1. Field of the Invention
This invention relates to a disk used as an optical information recording medium, a disk recording apparatus for recording data on the disk, and a disk reproducing apparatus for reproducing data from the disk.
2. Description of the Prior Art
As a recording medium capable of high density recording of data, an optical disk is known. As one method of further improving the recording density of the optical disk, such a method is considered that the gap between each adjacent signal recording tracks is narrowed in order to improve the recording density in the radial direction of the disk. In this case, however, if a reading laser beam used during reproduction does not have a satisfactorily small spot diameter, narrowing the gap between adjacent recording tracks simply results in signals of the tracks to a targeted track being readout in addition to the signal of the targeted track, thus causing a problem in that unnecessary crosstalk components are mixed into a reproduced signal at the signal detection stage.

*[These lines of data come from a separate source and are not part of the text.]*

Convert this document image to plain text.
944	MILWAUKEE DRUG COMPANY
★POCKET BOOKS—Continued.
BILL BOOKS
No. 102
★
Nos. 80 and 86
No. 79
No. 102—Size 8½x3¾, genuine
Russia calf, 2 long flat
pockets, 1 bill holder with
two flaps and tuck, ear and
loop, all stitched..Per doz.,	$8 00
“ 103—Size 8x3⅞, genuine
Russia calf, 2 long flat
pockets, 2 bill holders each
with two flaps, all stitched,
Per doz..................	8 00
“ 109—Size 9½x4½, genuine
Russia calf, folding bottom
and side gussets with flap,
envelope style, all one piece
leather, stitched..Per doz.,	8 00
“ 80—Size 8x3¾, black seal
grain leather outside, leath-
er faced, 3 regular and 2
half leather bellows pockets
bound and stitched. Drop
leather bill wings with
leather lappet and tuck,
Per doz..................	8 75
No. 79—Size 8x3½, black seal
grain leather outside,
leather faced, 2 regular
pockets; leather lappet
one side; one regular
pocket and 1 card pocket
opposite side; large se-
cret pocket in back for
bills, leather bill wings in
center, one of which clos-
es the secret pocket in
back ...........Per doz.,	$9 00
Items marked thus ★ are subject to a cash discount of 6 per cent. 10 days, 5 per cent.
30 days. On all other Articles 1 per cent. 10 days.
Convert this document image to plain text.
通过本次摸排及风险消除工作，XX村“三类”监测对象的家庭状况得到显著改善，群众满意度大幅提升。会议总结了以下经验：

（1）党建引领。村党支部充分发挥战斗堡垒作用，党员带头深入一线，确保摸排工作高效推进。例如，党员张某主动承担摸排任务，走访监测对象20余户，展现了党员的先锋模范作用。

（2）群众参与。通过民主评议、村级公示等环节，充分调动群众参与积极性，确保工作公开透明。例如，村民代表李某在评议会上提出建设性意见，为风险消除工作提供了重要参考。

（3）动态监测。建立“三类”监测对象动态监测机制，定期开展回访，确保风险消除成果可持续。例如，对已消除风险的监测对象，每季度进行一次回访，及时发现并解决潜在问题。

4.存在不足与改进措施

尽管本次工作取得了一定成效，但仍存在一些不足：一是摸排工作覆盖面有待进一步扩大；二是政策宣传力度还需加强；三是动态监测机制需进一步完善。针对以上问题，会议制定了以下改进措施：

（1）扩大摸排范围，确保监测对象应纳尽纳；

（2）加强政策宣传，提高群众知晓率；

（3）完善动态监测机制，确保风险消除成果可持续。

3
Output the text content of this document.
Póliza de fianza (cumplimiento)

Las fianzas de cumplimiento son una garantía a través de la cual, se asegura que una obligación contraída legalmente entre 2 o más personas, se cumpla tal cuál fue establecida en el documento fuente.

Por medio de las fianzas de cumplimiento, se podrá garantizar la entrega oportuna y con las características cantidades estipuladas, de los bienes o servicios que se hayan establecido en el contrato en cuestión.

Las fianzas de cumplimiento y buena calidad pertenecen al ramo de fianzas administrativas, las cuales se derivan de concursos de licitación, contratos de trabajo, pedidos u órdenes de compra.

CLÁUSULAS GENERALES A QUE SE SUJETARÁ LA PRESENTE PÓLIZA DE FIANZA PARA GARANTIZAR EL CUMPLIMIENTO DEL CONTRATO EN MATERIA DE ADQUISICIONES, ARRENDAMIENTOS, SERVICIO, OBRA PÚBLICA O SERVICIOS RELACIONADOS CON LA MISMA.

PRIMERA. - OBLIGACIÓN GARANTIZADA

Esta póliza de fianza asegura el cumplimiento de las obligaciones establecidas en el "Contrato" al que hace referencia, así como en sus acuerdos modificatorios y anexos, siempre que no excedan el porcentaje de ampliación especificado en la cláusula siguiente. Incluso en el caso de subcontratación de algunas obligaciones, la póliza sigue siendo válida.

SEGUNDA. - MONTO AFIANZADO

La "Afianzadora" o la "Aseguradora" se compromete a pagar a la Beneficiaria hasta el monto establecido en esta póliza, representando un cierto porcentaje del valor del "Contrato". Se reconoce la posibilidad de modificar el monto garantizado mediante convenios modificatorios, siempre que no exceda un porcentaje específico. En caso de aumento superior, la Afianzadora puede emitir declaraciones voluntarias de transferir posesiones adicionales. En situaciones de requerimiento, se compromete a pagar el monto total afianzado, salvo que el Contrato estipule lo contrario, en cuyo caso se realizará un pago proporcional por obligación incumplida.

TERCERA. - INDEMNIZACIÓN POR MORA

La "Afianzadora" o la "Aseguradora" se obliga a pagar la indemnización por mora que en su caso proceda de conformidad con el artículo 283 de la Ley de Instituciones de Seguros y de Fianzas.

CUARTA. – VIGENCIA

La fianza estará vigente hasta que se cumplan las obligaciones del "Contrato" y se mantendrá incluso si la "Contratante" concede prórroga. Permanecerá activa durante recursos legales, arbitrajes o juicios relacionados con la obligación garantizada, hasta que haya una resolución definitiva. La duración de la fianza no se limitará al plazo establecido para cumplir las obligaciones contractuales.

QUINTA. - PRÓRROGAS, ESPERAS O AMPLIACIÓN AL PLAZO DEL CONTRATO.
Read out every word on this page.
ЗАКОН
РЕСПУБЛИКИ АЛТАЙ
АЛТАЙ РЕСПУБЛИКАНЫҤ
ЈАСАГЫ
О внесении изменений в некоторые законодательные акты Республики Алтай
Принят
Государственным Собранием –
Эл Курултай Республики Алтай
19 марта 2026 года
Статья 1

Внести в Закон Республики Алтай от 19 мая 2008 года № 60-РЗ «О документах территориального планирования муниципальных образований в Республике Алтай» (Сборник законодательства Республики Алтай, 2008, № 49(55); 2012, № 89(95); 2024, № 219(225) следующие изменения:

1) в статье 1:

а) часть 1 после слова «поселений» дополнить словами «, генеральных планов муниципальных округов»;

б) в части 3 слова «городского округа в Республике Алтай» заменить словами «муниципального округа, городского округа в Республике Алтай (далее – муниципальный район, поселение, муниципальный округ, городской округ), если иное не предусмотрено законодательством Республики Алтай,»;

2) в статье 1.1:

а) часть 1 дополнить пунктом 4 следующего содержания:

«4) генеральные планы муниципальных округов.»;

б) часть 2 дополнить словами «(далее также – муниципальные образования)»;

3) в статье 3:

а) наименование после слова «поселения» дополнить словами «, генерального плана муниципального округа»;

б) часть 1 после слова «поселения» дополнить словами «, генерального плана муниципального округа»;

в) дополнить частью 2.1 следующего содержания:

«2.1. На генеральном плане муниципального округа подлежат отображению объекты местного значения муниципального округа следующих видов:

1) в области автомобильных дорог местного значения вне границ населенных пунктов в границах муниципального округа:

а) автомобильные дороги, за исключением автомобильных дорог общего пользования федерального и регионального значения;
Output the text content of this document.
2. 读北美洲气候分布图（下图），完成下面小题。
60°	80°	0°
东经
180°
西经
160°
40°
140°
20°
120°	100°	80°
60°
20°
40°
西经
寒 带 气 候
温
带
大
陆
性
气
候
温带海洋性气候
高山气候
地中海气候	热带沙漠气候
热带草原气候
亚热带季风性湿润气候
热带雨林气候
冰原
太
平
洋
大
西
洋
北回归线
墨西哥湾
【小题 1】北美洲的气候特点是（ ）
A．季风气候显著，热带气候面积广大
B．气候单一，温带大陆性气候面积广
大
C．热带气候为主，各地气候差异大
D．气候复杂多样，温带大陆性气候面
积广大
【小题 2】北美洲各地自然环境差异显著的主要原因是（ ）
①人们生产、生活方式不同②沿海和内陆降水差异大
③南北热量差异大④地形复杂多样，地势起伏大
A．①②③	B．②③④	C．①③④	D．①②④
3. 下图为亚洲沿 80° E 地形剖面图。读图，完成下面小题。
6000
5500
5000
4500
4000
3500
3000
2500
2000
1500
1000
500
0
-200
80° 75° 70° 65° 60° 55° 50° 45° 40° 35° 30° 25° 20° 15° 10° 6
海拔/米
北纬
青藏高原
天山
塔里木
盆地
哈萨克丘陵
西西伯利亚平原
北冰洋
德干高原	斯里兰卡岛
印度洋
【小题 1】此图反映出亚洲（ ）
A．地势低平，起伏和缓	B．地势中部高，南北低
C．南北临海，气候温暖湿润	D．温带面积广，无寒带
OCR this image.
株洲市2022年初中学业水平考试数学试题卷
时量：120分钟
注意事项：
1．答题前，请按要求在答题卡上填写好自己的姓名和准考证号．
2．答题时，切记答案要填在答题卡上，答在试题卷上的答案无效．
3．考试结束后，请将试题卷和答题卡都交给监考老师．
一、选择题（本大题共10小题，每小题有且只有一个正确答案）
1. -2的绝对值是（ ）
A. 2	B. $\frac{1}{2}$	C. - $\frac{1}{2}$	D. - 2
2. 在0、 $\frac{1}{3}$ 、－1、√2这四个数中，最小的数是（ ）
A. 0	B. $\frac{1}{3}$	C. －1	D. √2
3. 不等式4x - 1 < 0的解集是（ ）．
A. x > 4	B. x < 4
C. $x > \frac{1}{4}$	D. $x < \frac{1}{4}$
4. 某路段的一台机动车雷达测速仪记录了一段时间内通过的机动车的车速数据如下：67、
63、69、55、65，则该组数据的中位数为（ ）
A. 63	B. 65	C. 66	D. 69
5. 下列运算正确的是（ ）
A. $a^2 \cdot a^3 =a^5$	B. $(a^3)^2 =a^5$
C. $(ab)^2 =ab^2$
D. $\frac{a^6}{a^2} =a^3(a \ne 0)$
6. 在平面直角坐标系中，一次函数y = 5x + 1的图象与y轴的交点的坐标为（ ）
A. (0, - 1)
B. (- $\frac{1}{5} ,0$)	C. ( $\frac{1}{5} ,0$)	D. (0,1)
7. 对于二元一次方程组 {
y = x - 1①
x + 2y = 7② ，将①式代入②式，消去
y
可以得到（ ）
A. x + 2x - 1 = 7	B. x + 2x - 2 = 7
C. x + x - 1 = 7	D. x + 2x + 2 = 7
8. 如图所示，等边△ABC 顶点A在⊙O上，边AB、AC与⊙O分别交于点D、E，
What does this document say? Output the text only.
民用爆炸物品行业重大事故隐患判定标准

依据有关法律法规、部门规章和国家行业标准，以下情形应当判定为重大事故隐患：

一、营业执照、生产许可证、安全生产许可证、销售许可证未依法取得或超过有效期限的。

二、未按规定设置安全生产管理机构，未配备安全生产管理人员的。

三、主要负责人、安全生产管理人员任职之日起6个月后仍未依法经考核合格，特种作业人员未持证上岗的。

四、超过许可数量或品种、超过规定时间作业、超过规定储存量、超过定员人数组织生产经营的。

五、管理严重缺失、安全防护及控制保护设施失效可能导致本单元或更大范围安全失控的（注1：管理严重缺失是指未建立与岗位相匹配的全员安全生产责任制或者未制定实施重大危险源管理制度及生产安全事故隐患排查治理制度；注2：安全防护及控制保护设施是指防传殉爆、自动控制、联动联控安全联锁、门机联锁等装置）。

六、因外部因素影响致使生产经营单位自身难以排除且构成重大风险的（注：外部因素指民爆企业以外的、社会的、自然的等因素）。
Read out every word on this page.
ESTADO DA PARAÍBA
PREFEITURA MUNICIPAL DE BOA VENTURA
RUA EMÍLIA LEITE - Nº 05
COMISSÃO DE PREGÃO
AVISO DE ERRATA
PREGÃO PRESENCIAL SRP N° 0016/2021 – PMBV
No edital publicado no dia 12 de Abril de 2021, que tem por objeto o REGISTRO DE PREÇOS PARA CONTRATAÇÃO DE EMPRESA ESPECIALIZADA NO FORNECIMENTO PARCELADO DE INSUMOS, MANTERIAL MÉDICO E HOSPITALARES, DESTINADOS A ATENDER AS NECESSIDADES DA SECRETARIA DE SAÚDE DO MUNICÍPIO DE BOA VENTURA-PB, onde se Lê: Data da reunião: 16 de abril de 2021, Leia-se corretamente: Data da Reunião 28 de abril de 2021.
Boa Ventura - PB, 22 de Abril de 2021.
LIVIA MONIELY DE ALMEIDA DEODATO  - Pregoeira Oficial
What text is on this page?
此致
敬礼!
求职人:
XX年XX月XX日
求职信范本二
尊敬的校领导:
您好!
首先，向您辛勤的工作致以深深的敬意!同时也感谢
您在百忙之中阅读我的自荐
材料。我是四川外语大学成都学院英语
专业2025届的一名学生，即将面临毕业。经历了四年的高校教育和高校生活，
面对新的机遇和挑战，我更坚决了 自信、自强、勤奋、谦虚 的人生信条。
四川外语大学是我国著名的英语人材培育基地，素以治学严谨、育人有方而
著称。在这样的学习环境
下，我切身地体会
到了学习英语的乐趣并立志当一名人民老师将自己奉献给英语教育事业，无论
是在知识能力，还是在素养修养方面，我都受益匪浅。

The existence of crosstalk causes an inter-code interference between signal tracks, resulting in an increase in error rate of a reproduced signal. As a result, an attempt has been made to electrically cancel any crosstalk component developed through the optical reproducing system to improve the quality of a reproduced signal. For example, a method disclosed in Japanese Laid-Open Patent Application No. 3-40225 solves such a problem by presenting a reproduction method using a plurality of laser beams. That is, other than the laser beam for reproducing the targeted track, a plurality of laser beams are additionally provided for reproducing the track adjacent thereto in order to obtain crosstalk signals. These plural laser beams reproduce signals independently and then, the signals of the adjacent tracks are electrically subtracted from the signal of the targeted track including crosstalk signals to thereby reduce the crosstalk component.
In addition, as one method of recording signals on a disk, a constant angular velocity (CAV) system is known, in which a signal is recorded on or reproduced from a disk while the disk is being rotated at a constant angular velocity. In general, recording is made while controlling the rotation of the disk at a constant rotational speed by phase-synchronizing a spindle motor with the reference clock synchronized with the recording data.
However, with the method disclosed in Japanese Laid-Open Patent Application No. 3-40225, other than the laser beam for reproducing a targeted track, two laser beams and optical detectors are respectively provided for reproducing the adjacent tracks thereto, requiring three optical reproducing systems in total, which means that becomes complex and the operation difficult compared with the system using one laser beam for reproduction. In addition, other than the optical system, three signal processing system each including a pre-amplifier, an A/D converter, a digital filter and the like are required, thus causing an increase in production costs.
Here, the signals of the track adjacent to the targeted track are respective signals reproduced one rotation before and one rotation after the targeted signal when rotating the disk for continuous reproduction. As a result, it is theoretically possible to obtain the signals the adjacent tracks using two signal delay circuits each delaying a signal for one rotation of the disk. However, with a conventional disk, it was extremely difficult to obtain signals of one rotation before and one rotation after the targeted signal. This is because even with the CAV system having the rotation controlled at a constant rotational speed by a servo circuit, a jitter or unevenness of rotation, called wow flutter, due to unevenness in torque of the spindle motor, eccentricity of gravity of the disk and the like can unavoidably develop. As a result, even if a signal having a stable time axis is recorded directly on a disk having an unevenness in rotation, the disk to be obtained will be unstable in the number of clocks of the recorded signal for one rotation of the disk and the clock phase of the recorded signal. FIG. 5 shows an example the signal arrangement of the conventional disk shown above. From a reproduced signal of such a conventional disk, accurate signals of the tracks adjacent to the targeted track could not be obtained even if signal delay circuits each for one rotation of the disk are employed.
Therefore, with a conventional disk recording apparatus, signal data cannot be recorded on the disk so that the recorded signals of the tracks adjacent to the targeted track can be closely coincided in phase with each other, and with a conventional disk reproducing apparatus, it is very difficult to obtain accurate signals of the adjacent tracks.